The work of London-based artist Hilary Lloyd features images drawn from everyday activities and is defined by its particular focus on British quotidian life. Lloyd typically presents her vision as a series of sequential images, most often depicting a lone individual working on a banal task. She thus takes on a range of isolated, commonplace people and things as her subjects: a carwash worker, highway construction site, boy taking off his t-shirt, and architectural structure, for example, all make appearances in her art. In Lloyd’s treatment, however, these ordinary images—which successfully capture the stillness and mundaneness of everyday experiences—take on uncanny qualities; whether the resulting tableaux are carefully staged scenes or the spontaneous products of Lloyd’s evident voyeurism is unknowable.
Lloyd’s process involves first taking a number of individual photographs of her chosen subject. Later, she compiles the images into a series and displays them in succession via video or slide installation. For Lloyd, the presentation of these sequential works is of utmost importance.
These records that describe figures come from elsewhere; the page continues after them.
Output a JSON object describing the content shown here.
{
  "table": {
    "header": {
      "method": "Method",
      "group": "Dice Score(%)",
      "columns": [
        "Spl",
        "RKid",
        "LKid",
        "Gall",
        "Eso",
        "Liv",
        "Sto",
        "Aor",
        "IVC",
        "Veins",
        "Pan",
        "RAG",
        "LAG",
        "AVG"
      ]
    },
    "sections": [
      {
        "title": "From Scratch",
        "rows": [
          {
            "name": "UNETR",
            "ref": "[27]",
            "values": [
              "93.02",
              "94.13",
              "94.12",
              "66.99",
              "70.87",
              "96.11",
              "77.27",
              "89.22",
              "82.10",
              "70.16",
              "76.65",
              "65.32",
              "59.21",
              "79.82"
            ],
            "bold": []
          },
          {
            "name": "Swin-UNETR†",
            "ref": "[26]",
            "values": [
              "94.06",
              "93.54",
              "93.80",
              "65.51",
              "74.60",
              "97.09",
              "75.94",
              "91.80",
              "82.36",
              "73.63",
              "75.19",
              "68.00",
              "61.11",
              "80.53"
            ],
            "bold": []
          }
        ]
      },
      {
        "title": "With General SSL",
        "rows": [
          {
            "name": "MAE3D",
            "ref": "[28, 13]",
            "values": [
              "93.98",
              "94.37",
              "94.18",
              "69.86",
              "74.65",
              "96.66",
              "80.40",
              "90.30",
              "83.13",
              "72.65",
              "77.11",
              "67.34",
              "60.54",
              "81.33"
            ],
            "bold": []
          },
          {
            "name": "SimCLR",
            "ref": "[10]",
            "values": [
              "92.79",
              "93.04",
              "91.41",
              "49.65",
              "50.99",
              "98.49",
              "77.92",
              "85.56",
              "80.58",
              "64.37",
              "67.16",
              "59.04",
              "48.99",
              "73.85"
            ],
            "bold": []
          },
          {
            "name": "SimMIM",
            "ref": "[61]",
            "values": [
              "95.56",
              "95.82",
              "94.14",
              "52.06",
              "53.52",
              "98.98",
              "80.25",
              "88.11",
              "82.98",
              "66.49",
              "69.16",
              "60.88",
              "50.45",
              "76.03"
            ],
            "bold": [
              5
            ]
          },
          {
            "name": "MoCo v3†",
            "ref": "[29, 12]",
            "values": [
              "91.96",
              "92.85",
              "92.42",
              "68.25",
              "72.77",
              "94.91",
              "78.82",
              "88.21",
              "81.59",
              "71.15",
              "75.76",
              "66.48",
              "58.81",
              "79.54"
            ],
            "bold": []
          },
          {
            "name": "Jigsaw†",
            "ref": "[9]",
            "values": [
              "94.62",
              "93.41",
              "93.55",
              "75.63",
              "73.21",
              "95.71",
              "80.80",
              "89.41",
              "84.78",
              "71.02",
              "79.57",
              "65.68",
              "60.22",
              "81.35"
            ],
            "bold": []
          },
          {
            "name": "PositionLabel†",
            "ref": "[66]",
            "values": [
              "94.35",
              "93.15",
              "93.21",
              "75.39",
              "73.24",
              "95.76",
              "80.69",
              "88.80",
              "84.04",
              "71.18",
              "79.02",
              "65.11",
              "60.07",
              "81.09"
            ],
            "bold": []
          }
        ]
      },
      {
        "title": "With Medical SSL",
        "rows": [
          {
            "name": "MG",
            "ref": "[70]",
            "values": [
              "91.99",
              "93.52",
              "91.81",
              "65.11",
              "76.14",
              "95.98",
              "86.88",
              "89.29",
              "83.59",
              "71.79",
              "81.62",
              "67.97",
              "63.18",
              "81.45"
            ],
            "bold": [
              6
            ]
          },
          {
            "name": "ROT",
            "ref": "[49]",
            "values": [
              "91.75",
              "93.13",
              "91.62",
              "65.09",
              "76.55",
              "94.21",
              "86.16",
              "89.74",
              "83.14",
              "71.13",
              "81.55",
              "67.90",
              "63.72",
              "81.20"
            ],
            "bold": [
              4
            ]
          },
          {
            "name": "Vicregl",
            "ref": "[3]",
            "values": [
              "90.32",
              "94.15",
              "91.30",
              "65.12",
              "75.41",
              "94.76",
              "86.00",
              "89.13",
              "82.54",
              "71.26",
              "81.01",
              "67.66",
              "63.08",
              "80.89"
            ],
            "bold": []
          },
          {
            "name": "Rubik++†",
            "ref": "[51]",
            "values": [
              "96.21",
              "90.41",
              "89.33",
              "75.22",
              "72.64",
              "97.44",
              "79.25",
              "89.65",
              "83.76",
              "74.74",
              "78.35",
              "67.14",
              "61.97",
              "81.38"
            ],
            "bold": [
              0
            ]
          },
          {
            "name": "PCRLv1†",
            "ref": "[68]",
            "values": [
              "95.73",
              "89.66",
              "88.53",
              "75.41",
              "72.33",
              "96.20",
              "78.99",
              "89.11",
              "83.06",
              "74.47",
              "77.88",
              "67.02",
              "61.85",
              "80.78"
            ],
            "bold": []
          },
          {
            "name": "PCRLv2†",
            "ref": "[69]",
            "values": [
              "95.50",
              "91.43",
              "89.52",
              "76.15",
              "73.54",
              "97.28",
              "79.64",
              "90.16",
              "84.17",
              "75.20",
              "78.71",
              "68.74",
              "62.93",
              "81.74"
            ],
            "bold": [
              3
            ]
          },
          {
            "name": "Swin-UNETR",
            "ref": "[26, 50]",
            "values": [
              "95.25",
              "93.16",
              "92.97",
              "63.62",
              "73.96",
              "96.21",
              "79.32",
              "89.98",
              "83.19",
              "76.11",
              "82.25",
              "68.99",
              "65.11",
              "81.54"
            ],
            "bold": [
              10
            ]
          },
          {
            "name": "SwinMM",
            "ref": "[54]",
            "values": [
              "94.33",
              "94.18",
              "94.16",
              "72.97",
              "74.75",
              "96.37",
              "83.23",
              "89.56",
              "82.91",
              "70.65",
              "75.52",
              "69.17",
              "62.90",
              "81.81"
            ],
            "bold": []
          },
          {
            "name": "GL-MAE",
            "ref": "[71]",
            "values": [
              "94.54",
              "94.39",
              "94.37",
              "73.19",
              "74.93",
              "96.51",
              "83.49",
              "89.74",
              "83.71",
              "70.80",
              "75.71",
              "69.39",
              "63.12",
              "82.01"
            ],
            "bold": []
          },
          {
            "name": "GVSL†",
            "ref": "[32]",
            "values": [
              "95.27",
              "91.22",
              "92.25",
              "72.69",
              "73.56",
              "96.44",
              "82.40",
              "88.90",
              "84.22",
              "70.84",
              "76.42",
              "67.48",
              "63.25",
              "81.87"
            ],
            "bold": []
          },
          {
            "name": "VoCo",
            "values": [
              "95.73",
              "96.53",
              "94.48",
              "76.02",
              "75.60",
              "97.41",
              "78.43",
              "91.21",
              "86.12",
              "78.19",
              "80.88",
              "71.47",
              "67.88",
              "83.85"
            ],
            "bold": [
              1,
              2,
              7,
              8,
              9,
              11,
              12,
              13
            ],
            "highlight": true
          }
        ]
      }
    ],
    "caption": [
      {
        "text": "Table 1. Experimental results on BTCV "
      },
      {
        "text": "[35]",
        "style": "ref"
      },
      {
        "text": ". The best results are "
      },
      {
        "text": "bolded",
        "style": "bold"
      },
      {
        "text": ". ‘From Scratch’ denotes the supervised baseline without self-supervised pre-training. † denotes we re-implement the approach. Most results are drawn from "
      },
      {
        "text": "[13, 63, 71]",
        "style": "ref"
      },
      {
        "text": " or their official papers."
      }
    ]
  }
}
Paying close attention to the aesthetics of the hardware (monitors, projectors, cables, and the like), Lloyd’s installations take cues from Minimalist art—the equipment informs or obstructs the viewer’s experience, often dictating his or her movements within the installation space.
Lloyd has been the subject of solo exhibitions at numerous major museums around the world including Kunstverein in Munich, Le Consortium in Dijon, Artists Space in New York, London’s Raven Row, and Basel’s Museum für Gegenwartskunst. She has contributed to various group shows including The British Art Show, the Gwanju Biennale, and the Lyon Biennials. In 2011, she was nominated for the Turner Prize.